Late on a snowy evening in March, the normally tranquil cul-de-sac where George Daly lives with his wife and daughter in Minnetrista came to resemble a crime scene.
There was a police squad car with flashing lights, an ambulance with sirens blaring and a small crowd of anxious neighbors staring from their snow-covered doorsteps. All eyes were fixed on George Daly's 18-year-old daughter, Ashley, who suffers from bipolar disorder and had fled her home in a manic state. She was now walking calmly to the ambulance.
"It seemed excessive," Daly, 74, said of the emergency response. "My daughter was not a danger to herself or anyone else."
But the Dalys had little choice in the matter. In Minnesota, as in many other states, a patient who suffers a mental-health crisis often faces the added indignity of being taken to the emergency room in an ambulance or the back of a police car — even when there is no public safety risk. The experience can aggravate the patient's trauma by alerting neighbors and friends to a mental illness they would rather keep private.
Now, a number of hospitals and local officials across Minnesota are experimenting with ways to transport mental health patients in a more dignified manner, such as unmarked vehicles with plainclothes paramedics. They aim to reduce the stigma associated with a psychiatric crisis while also reducing the enormous cost of sending ambulances long distances. In addition, these alternatives could ease the pressure on local fire departments and police, who spend thousands of hours each year transferring psychiatric patients who pose little or no safety risk.
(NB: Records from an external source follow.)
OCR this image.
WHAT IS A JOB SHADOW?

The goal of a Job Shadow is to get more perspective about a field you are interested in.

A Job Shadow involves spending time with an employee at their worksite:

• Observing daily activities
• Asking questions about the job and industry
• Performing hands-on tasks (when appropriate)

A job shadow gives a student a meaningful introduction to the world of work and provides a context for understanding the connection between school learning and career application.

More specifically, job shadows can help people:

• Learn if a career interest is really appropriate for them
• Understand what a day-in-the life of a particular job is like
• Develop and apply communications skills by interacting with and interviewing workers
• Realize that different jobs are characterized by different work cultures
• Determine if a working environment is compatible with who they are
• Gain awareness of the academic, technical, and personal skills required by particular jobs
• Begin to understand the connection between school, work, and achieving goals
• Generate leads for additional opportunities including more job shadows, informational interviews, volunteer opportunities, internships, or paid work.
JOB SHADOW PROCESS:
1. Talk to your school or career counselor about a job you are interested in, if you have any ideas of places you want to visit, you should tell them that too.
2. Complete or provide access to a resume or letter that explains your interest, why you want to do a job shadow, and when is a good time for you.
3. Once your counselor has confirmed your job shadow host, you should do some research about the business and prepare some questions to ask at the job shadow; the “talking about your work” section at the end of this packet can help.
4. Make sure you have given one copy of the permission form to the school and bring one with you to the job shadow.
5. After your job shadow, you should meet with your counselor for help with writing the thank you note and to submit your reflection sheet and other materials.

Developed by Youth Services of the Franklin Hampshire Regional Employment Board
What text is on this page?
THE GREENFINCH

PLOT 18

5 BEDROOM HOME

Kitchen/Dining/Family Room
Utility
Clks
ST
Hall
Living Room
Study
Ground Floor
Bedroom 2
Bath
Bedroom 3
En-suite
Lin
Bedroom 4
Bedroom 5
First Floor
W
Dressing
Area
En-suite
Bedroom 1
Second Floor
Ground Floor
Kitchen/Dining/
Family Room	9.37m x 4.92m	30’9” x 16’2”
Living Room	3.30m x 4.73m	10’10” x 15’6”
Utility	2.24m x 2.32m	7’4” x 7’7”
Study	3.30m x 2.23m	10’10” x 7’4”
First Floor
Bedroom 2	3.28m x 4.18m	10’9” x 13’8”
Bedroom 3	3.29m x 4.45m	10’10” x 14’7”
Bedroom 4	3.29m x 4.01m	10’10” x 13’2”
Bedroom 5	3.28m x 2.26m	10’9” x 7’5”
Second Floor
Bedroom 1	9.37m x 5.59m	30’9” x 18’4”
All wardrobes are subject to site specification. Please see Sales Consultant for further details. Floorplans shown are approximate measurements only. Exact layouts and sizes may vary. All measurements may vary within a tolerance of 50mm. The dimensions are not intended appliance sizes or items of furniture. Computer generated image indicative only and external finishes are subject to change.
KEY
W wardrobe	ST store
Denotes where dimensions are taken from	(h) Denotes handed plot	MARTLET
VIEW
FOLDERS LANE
Allina Health, which owns Abbott Northwestern and 11 other hospitals statewide, now keeps an unmarked Ford Escape among its fleet of ambulances at its emergency medical base in Mounds View.
At least twice a day, an Allina community paramedic uses the vehicle to conduct home checkups on patients who recently have been released from psychiatric care or takes them to appointments. Apart from the plastic partition behind the driver, the car is indistinguishable from any other sport-utility vehicle on the street.
For now, Allina is footing the bill for these nonemergency visits, in the hope that it will reduce costly readmissions to its emergency rooms. Allina has found that about 25 percent of patients who suffer a mental-health incident return to the hospital within a month of discharge, typically because of missed appointments and other barriers to follow-up care.